Fukudome f/x - Six Game Totals

Kosuke has been excellent so far. Heck of a way to debut with the home run on Opening Day (plus the first-pitch double), followed up by more solid baseball.

Here are his numbers for the first week of 2008


G 6
PA 24
AB 19
H 8
R 5
BI 5
2B 3
3B 0
HR 1
TB 14
BB 5
HP 0
SO 4
AVG .421
OBP .542
SLG .737

SB 1
CS 0

PO 17
A 0
E 1


Obviously, one week is meaningless, but this is fun. Here's how he ranks in various categories in the National League. Many of these are ties.

OBP 2
OPS 4
XBH 5
AVG 7
BB 7
SLG 9
TB 11
R 12
RBI 13
H 13
HR 19

He doesn't lead the league in anything, but he's on every leaderboard (to borrow a golf term).

From the PITCHf/x data, his plate locations



Looks very disciplined and doesn't chase a lot of pitches out of the zone(s). Kosuke does take some strikes, and has shown a slight tendency to strike out - but nothing troubling. Fukudome is seeing 3.21 pitches per PA, which is 66th out of 105 qualified NL'ers. Call him selectively aggressive, I guess.

Here's the spin movement (in inches). As with the above chart, this is from the catcher's perspective - so Kosuke is on your right.



So far, he's just seen a few fastballs from southpaws. That will change this week. He has already seen a pretty good variety of breaking stuff and fastballs from the other side.


2 comments:

Greg said...

Harry, are you using your own tools to parse the MLB XML data? I'm starting to play around with them and have been considering doing some significant web development.

One of the things I was curious about was what kind of licensing terms MLB Advanced Media has for use of those feeds. I mean, I'm not planning on anything commercial, but I don't want to spend a lot of time on this and then have the heart (the data feeds) ripped out at the end.

Anyway, I'm happy to have found another Cubs fan who is into the raw data provided by MLB, and Josh Kalk's work on Pitch f/x.

Harry Pavlidis said...

The tools come from a short lineage - Adler's book Baseball Hacks, Mike Fast and my own modifications. A lot of credit goes to Alan Nathan, too.
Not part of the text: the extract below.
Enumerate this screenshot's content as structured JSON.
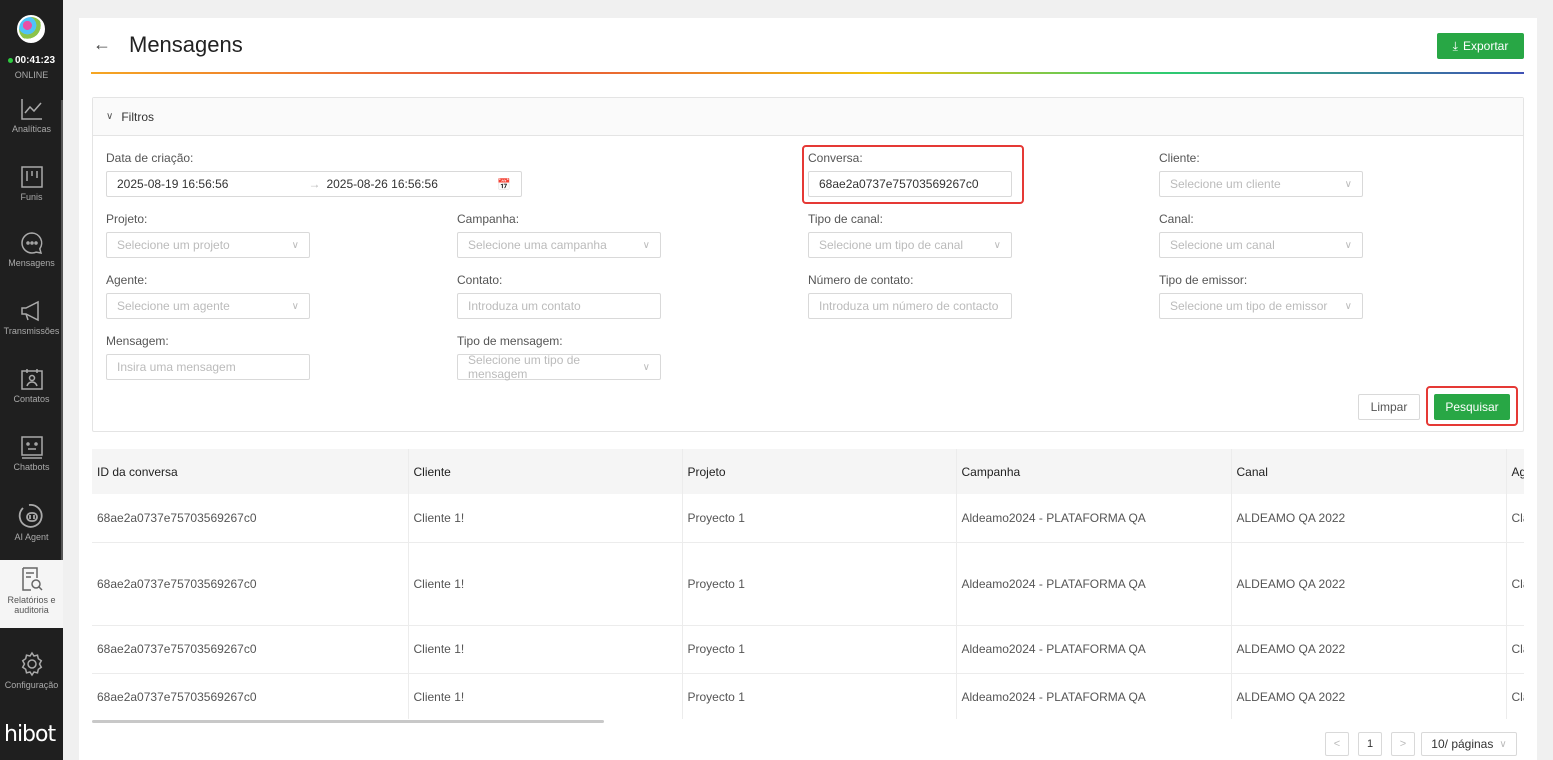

MLB let's people do exactly what many of us bloggers are doing, and they support it actively. However, they don't want someone republishing the data as a search-able database - beyond what Josh has created, they're cool with that.

So, download it, analyze it, publish your findings, but don't republish/reproduce the data, and the feeds will remain.